École maternelle et école primaire de la Volga. Batailles rangées
entre les "attaquants" et les "attaqueurs"...
Souvenir de glissades sur le ventre, dans les couloirs de l'école
maternelle avec mon copain de toujours,
Rémi...
     
Souvenir de belles années d'enfance, dans la ZUP sud
de Rennes, à faire pipi avec les copains au milieu d'un square
pendant que les mamans nous crient de rentrer à la maison.
Souvenir de chutes à vélo, un père essoufflé à côté...
Des années douces, qu'il a été difficile de quitter, pour aller
à Nantes, où mon père venait d'être muté. |
L'épisode nantais :
J'ai effectué mon CM1 à Nantes.

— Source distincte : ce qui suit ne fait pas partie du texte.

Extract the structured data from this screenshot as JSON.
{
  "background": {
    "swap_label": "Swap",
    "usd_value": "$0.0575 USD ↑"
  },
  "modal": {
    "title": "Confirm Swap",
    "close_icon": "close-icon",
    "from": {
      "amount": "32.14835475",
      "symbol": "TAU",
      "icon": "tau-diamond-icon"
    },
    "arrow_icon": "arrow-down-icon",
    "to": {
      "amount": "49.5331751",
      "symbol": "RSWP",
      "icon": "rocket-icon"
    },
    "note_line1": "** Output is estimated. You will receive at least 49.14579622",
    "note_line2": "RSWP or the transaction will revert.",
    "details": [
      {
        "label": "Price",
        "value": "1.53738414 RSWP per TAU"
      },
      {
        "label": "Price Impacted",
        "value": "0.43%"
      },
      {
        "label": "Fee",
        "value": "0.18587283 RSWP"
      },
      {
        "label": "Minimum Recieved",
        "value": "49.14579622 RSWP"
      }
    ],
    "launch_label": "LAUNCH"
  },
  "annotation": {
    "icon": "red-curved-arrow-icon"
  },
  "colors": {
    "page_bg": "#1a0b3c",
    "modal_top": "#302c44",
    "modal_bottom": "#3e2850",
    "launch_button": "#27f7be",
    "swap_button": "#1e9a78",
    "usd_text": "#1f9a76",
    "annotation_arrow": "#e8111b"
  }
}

Si longtemps, je me suis
considéré comme rennais, je peux affirmer aujourd'hui que Nantes est
ma ville...
Nantes est le lieu où mes souvenirs sont les plus nombreux.
Escapades collégiennes avec
Grégory, lorsque nous courions les
cages d'escalier à faire exploser des pétards...
Fous rires de l'aumônerie (ben oui, j'ai le parcours complet du
parfait petit chrétien... c'est fou ce qu'on peut changer en
quelques années...), et plaisanteries pendables.
Et puis les filles... les premières petites amies... pas tant
que ça, d'ailleurs... on peut être un peu concon, quand on a 15, 16
ans.
Les années étudiantes ont été
assez chargées... par le travail, en
hypokhâgne... puis en préparation du CAPES de lettres modernes...
sans parler de la licence de lettres, obtenue du 1er coup avec
mention ; comme à peine 30% des étudiants.
Mais ces années n'ont pas été que studieuses, grâce à Rémi et ses
amis de l'ESB - marrant, comme quoi, l'École Sup. du Bois et
l'Encéphalite Spongiforme Bovine peuvent avoir des points communs.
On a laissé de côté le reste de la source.